There are a number of wasteful areas in general purpose routines that can be improved by custom code generation:
1) Background drawing
This is probably the biggest loss in traditional routines. They draw a full rectangular area since they have no knowledge of the content. Drawing a solid rectangle takes just as long as a sprite containing a single set pixel. Attempting to adapt to the content can improve the best-case times, but usually at the cost of slower worst-case.
Generated code can completely ignore background regions and mask only known partial bytes (where only one pixel of a byte pair is used). If masking isn’t required the display data can be written directly, saving even more time.
2) Data fetches
Too much time is spent fetching data from memory and advancing pointers. Each byte fetched will typically involve
LD A,(DE) [12T] followed by
INC DE [~8T] (or
INC E [4T], if the source data alignment can be guaranteed). Masked drawing is worse as we must fetch two additional bytes — the mask value and the current display byte to mask.

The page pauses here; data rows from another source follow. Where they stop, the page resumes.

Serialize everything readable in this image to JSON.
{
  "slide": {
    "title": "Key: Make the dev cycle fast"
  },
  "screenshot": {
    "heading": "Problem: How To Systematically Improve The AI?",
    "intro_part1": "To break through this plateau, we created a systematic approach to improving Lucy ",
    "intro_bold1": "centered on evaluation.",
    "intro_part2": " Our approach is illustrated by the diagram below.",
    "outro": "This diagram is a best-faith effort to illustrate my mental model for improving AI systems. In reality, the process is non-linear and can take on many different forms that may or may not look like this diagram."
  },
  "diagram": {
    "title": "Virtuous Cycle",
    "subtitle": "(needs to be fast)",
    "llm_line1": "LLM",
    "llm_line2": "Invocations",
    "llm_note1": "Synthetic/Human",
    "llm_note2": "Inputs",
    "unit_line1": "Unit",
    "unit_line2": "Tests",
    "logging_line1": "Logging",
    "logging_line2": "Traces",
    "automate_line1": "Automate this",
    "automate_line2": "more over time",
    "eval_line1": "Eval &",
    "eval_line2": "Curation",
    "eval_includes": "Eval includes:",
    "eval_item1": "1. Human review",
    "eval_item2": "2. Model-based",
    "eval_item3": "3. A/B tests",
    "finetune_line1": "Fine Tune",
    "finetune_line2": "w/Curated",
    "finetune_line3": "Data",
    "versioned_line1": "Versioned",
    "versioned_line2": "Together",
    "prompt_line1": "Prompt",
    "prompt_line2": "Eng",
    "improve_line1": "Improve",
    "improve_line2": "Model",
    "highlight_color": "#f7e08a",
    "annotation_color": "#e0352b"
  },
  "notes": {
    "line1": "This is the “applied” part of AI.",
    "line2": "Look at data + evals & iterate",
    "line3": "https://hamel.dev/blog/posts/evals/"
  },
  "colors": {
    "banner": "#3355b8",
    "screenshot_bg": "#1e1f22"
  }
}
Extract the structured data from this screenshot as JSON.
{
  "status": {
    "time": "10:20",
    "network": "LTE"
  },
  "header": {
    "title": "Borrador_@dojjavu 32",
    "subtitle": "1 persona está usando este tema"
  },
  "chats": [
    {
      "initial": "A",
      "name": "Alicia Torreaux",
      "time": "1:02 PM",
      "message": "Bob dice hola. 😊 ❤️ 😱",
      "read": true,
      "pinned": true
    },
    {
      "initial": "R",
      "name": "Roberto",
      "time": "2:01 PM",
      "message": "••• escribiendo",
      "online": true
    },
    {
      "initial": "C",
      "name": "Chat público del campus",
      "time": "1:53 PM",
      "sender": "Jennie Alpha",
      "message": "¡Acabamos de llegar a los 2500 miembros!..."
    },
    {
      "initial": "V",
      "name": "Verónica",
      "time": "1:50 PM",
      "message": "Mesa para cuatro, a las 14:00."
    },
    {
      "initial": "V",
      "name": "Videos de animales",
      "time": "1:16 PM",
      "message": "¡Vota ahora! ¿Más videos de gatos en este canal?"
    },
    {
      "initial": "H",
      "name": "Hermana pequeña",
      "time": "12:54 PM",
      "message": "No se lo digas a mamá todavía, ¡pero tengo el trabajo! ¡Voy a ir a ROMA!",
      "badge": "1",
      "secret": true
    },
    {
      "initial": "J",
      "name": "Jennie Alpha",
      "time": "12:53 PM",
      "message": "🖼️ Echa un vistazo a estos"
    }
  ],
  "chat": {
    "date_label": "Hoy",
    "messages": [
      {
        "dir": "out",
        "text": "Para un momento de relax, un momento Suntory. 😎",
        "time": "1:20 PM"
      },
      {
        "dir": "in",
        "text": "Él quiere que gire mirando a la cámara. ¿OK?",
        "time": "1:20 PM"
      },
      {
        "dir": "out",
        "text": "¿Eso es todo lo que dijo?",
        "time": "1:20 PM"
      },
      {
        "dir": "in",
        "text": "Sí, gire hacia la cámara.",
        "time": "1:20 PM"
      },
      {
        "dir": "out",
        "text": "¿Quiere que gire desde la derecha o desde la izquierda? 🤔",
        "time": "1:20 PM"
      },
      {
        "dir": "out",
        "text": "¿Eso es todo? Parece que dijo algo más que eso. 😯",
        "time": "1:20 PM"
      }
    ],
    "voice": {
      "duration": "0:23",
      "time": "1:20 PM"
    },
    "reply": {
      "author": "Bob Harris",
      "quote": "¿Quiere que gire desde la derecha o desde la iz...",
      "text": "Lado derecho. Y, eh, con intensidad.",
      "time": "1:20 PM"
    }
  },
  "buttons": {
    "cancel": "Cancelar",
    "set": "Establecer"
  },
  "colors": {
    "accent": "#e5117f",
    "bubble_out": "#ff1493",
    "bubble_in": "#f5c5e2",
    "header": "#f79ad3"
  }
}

Reading a data byte as an immediate value is faster than an explicit memory fetch, and doesn’t require a register pair pointer or pointer advance. Using
LD (HL),n [16T] to write a byte is faster than fetching the byte above and advancing the pointer, so we’re already saving time. Masked drawing has similar gains, with immediate values used for
AND n; OR n.
If the same immediate value is used multiple times it’s better to load it into a spare register with
LD r,n [8T] and use the register version of the instruction. That means using
LD (HL),r [12T] instead of
LD (HL),n [16T]. Using the same immediate value twice gains back the overhead of loading the register with a value, and for each additional use we save 4T. Once two different values are needed we can save a further 4T by loading them both into a register pair with
LD rr,nn [12T]. With two spare register pairs we can cache up to 4 values for fast access.
Generated code can pre-cache common values in spare registers, and use them in place of immediate values. More on this later.
3) Display navigation
There’s no need to move the display pointer to unused/background areas of the sprite. If a sprite consists of only two pixels, at the top left and bottom right, the display pointer should be moved only once, at the point the second display byte is ready to write.
The instructions used to change the display pointer depend on how far it’s being moved, whether 8-bit carry is required, and if there are any free register pairs. Offsets up to 4 bytes are fastest using
INC r [4T each]. Larger offsets without carry are faster using a sequence of
LD A,L; ADD A,n; LD L,A [16T] or
LD A,L; SUB n; LD L,A [16T], depending on the direction.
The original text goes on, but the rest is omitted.